# A ferry is crossing a river. The ferry is headed due north with a speed of 2.8 m/s relative to...

## Question:

A ferry is crossing a river. The ferry is headed due north with a speed of 2.8 m/s relative to the water. The river's velocity is 4.9 m/s to the east. What is the magnitude of the boat's velocity relative to Earth?

## Vector Sum:

If a ferry crosses a river, the ferry is displaced according to the ferry's effort and the water currents. The velocity relative to the earth is the vector sum of the velocity due to the ferry's effort and the velocity of the water currents.

Taking the velocity of the river currents east i.e. {eq}v_r = 4.9\ \text{m/s} {/eq} and the velocity of the ferry's effort north {eq}v_f = 2.8\ \text{m/s} {/eq}, the resultant velocity v is the vector sum which is the Pythagorean hypotenuse of the velocities since north and east are perpendicular, i.e.
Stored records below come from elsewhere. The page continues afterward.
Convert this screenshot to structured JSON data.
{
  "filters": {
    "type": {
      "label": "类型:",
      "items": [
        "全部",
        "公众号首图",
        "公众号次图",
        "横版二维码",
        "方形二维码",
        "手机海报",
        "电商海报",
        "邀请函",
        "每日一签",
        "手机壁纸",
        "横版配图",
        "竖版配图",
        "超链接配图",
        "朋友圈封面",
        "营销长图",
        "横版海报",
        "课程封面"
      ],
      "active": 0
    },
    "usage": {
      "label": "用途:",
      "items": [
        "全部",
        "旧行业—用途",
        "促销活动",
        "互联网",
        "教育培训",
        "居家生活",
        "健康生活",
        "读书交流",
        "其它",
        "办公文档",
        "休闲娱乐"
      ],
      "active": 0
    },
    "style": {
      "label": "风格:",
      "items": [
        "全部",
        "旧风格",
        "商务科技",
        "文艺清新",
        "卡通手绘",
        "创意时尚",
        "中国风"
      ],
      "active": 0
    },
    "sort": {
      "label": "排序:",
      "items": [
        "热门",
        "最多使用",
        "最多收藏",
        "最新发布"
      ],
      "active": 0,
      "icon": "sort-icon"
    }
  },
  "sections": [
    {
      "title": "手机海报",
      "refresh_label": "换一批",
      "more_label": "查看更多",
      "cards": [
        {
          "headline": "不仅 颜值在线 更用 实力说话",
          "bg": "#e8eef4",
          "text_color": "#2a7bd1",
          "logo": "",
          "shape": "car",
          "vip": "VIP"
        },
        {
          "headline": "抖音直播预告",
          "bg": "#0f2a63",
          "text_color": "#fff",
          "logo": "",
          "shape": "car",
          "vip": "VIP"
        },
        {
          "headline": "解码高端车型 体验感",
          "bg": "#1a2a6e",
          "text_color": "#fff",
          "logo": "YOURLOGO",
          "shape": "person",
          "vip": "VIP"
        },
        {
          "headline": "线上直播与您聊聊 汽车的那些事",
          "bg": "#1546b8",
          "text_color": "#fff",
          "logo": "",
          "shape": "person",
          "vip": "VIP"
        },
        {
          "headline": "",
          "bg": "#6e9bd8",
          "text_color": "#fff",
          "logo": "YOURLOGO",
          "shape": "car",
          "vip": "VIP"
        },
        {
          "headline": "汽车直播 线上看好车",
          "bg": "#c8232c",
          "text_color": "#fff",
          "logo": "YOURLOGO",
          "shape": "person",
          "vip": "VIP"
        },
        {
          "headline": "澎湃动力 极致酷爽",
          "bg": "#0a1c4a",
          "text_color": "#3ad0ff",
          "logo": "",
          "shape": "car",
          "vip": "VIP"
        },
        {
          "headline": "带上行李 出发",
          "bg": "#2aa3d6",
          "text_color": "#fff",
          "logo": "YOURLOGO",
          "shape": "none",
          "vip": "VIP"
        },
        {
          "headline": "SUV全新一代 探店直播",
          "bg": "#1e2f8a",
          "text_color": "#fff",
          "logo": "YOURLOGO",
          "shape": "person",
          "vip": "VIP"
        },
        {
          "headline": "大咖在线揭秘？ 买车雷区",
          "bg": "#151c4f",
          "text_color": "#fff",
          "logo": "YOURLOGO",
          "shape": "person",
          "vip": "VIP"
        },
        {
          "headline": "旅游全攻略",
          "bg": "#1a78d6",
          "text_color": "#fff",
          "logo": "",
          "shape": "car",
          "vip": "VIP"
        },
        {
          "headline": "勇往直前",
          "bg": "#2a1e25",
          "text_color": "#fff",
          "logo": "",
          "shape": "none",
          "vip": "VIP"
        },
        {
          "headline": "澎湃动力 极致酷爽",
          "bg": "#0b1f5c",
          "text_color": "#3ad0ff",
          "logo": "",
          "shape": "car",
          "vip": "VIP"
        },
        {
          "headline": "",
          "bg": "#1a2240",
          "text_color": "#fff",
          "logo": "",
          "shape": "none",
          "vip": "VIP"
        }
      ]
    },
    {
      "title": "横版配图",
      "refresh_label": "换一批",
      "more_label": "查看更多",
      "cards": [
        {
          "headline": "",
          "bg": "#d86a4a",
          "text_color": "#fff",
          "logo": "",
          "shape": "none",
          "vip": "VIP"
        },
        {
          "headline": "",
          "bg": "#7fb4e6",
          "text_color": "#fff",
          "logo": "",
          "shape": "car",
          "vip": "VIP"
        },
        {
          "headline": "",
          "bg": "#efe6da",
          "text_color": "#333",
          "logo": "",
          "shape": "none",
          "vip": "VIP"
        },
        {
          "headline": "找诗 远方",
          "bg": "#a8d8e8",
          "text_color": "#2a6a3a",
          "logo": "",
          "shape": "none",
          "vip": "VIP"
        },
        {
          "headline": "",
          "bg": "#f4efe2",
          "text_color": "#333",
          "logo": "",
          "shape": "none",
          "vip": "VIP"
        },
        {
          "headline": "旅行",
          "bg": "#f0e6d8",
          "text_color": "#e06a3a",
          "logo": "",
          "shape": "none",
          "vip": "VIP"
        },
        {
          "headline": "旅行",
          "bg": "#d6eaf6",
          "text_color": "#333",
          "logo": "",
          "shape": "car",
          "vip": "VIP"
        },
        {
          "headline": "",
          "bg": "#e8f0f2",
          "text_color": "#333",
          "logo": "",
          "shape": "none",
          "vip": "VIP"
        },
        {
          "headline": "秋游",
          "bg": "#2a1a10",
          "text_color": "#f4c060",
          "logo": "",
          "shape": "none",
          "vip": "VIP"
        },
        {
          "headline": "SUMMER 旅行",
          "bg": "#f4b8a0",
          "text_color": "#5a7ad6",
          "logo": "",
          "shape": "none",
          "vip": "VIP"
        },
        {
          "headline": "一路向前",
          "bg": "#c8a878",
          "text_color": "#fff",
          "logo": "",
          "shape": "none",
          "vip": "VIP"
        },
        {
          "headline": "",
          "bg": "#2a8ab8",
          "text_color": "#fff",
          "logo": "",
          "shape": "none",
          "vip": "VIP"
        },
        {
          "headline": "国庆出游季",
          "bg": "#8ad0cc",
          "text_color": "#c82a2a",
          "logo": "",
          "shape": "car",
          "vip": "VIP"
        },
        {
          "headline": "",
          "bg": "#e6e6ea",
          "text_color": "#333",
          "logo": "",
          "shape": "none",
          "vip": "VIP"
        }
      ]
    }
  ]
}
{eq}\begin{align*} v &= \sqrt{v_r^2+v_f^2}\\ &= \sqrt{(4.9\ \text{m/s})^2+(2.8\ \text{m/s})^2}\\ &\approx\color{blue}{\boxed{5.6\ \text{m/s}}} \end{align*} {/eq}

The angle associated with the resultant velocity can be computed using suitable a trigonometric ratio i.e.

{eq}\begin{align*} \tan\theta &= \frac{4.9\ \text{m/s}}{2.8\ \text{m/s}}\\ \theta &= \arctan{\frac{4.9\ \text{m/s}}{2.8\ \text{m/s}}}\\ &\color{blue}{\approx \boxed{60.3\ ^\circ}} \end{align*} {/eq}